The Rudolf-Oetker-Halle (ROH) is the concert hall of Bielefeld, North Rhine-Westphalia, Germany. It was built from 1928 to 1930 after designs by Düsseldorf architects Tietmann & Haake, opened on 31 October 1930. The listed monument is mostly in the original state and has excellent acoustics. The hall has been managed by the Theater Bielefeld from 2018. It is the home of the Bielefelder Philharmoniker.

==History==
===Planning and building===
Richard Kaselowsky, an entrepreneur, and mayor Rudolf Stapenhorst had the first official conversation about a concert hall for Bielefeld on 14 February 1925. Shortly afterwards, the Oetker company confirmed it was ready to build a concert hall, to be named after Rudolf Oetker. Stapenhorst proposed a municipal property west of the Bürgerpark. It was inspected on 15 April 1926 by all interested, from Oetker, the municipal government, the Musikverein and the municipal orchestra, who accepted the concept. The hall was designated for music and other cultural events such as lectures and conventions, but political events were not permitted. A competition requested entries from architects from northwestern Germany. A large concert hall for 1,400 listeners, with a podium for 300 singers and 100 musicians, was to be built and a chamber music hall for 400 listeners. Design requests included a simple and decent form, and good acoustics in both halls. The competition resulted in 113 entries.

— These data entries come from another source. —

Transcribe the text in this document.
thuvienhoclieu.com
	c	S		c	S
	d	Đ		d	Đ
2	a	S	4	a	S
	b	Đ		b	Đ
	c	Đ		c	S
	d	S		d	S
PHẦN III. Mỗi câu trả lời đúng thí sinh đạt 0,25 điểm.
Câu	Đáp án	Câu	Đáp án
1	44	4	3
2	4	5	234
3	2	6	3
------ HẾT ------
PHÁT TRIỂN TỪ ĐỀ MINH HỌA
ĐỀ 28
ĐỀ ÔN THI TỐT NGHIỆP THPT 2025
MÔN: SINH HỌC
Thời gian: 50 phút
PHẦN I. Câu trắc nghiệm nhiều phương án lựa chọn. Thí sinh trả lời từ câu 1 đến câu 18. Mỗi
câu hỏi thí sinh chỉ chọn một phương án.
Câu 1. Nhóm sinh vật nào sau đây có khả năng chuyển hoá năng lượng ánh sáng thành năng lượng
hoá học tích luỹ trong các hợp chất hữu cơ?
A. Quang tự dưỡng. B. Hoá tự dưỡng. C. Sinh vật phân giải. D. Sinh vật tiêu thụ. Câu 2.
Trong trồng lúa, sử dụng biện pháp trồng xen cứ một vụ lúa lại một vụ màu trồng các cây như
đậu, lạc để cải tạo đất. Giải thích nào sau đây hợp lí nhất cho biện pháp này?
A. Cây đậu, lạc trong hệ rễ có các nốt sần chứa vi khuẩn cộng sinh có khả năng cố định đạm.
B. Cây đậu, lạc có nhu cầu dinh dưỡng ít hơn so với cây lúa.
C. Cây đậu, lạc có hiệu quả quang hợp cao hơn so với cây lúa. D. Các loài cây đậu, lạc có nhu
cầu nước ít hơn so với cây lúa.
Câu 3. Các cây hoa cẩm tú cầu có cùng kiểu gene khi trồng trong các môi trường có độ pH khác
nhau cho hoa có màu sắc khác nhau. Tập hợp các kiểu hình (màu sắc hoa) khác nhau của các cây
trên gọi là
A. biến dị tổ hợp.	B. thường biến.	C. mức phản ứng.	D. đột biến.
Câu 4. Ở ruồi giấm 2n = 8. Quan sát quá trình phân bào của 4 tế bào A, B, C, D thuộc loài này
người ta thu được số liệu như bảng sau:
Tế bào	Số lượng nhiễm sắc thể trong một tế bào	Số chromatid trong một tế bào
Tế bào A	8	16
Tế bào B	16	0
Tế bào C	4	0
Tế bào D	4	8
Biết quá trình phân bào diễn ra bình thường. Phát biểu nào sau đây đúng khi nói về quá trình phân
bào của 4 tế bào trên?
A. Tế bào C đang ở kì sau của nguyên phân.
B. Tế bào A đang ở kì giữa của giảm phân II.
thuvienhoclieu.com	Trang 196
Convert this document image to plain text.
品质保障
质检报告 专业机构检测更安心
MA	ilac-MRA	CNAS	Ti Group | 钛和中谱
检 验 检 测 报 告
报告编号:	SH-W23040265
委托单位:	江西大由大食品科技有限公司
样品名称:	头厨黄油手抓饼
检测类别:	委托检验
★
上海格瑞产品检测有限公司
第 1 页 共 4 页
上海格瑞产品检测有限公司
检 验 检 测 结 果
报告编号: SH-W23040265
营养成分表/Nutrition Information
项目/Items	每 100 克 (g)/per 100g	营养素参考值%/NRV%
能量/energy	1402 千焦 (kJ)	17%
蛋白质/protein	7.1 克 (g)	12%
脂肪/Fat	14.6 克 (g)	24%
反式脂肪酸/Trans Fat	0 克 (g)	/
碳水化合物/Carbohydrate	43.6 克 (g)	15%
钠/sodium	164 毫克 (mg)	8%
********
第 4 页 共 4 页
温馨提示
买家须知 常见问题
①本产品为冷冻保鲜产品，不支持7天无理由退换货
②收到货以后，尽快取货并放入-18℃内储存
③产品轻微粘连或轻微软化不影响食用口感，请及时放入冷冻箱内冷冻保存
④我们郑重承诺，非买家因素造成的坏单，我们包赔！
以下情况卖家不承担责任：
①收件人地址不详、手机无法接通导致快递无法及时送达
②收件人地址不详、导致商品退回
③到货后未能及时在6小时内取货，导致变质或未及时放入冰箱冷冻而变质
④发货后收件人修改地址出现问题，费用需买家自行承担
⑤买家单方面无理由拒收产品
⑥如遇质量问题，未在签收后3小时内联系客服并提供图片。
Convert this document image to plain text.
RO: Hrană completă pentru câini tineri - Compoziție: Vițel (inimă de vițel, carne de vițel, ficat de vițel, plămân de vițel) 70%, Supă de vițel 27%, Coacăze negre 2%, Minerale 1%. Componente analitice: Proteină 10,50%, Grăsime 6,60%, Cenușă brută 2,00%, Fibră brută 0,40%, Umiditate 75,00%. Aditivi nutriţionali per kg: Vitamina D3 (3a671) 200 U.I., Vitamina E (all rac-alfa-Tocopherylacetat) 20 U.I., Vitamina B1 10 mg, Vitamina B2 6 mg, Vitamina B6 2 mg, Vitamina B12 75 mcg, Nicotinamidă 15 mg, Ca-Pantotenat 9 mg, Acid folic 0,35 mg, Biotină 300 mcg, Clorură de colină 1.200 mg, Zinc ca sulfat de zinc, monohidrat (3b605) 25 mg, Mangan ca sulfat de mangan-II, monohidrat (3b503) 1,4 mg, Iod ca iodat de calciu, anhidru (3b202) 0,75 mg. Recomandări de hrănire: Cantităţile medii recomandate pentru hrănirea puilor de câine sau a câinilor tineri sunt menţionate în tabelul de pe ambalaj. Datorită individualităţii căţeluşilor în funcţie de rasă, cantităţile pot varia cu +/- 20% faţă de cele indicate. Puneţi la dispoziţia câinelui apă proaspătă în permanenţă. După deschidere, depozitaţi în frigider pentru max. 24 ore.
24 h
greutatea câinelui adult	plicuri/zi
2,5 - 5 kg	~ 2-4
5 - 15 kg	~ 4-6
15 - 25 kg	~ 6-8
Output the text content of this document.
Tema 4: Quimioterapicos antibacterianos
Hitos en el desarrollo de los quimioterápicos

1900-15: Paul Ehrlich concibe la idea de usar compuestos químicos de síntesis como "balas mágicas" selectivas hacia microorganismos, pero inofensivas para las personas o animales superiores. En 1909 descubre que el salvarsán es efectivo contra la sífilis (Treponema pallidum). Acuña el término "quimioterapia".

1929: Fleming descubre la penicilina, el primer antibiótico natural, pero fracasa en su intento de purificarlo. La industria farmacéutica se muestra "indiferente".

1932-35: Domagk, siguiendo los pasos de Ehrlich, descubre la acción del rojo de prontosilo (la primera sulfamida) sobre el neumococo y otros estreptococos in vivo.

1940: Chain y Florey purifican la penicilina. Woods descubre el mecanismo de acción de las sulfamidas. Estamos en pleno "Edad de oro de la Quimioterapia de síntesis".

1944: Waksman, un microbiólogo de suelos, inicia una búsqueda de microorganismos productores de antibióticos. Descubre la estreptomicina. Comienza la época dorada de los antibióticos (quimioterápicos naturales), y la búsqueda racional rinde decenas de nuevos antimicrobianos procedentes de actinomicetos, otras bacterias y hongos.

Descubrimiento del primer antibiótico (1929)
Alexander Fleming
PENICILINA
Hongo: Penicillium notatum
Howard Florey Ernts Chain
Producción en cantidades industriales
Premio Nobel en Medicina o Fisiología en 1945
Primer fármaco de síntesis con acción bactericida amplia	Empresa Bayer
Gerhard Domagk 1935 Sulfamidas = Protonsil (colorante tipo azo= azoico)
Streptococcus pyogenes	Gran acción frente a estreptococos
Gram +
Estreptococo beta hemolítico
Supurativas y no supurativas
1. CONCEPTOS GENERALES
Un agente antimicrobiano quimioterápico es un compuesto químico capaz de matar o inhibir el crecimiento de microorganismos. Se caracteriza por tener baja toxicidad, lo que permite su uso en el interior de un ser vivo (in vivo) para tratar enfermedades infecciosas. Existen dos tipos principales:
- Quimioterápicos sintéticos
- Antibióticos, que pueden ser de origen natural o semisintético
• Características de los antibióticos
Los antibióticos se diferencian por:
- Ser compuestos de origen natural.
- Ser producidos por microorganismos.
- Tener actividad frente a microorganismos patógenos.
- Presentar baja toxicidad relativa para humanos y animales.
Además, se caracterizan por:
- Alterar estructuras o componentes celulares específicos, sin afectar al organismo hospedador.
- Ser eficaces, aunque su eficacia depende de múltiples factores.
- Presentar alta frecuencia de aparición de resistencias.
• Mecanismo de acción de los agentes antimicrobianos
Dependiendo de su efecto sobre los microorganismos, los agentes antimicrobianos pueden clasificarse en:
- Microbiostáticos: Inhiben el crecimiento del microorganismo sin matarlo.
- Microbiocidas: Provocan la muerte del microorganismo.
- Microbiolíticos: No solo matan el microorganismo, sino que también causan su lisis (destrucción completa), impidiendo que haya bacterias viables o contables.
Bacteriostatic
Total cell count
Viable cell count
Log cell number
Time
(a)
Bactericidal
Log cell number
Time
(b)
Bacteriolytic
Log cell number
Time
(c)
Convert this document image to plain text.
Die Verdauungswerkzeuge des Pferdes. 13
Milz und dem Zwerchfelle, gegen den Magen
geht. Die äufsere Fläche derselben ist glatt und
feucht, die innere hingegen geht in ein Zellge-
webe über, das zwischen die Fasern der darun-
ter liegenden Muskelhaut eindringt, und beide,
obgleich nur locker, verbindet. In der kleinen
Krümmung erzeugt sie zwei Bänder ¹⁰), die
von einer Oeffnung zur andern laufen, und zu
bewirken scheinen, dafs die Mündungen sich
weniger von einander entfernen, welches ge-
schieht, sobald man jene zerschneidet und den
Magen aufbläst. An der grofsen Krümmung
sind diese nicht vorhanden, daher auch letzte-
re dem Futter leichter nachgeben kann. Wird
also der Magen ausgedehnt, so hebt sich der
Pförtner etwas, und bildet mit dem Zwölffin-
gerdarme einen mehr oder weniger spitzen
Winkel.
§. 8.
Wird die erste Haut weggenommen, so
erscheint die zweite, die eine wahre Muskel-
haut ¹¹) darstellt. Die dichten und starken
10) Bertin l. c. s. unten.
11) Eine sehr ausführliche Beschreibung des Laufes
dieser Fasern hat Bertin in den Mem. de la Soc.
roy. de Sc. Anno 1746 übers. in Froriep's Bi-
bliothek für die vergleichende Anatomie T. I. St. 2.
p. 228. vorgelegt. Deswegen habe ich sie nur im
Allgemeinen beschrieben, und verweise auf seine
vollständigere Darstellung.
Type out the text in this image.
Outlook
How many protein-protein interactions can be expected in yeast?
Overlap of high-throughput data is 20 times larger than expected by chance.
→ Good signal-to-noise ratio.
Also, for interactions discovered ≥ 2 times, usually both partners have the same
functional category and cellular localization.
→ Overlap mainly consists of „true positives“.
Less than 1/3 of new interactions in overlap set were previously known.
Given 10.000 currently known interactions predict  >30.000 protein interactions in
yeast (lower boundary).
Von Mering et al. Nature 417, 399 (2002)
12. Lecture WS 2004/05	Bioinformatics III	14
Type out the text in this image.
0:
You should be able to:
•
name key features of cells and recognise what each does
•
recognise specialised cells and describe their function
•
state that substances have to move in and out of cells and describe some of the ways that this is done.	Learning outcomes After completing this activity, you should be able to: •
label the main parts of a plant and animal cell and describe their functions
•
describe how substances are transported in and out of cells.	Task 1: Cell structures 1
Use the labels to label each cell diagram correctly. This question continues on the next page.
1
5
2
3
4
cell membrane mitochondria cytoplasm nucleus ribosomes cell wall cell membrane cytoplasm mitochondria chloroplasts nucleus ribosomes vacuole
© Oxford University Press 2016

The jury included German Bestelmeyer, professor of architecture in Munich, and Heinrich Tessenow, professor in Berlin, Eugen Michel, professor of acoustics at the Technische Hochschule Hannover, who served later as advisor throughout the building phase. Oetker was represented by Lina Oetker, the wife of the founder, and Ida Kaselowsky, the widow of Rudolf Oetker who fell in World War I. Oberbaurat Friedrich Schultz, leading the municipal building administration, was on the jury, as well as architect Bernhard Kramer representing the mayor, and Wilhelm Lamping. The jury decided for the proposal of the Düsseldorf architects Tietmann & Haake. The technical supervision rested with the municipal Stadtbauamt. The Bauantrag was ready in June 1928. The hall was opened on 31 October 1930.

===21st century===
The listed monument is mostly in the original state and has excellent acoustics. In 2004, it was changed temporarily to serve as the stage of the Theater Bielefeld for two years while the theatre building was renovated. These changes were reverted afterwards.

The Rudolf-Oetker-Halle is the concert hall of Bielefeld and its region, playing music of many genres, performed by both international soloists and local groups. The hall has been managed by the Theater Bielefeld from 2018. It is the home of the Bielefelder Philharmoniker. Its architecture and acoustics make it a centre of cultural life in Bielefeld.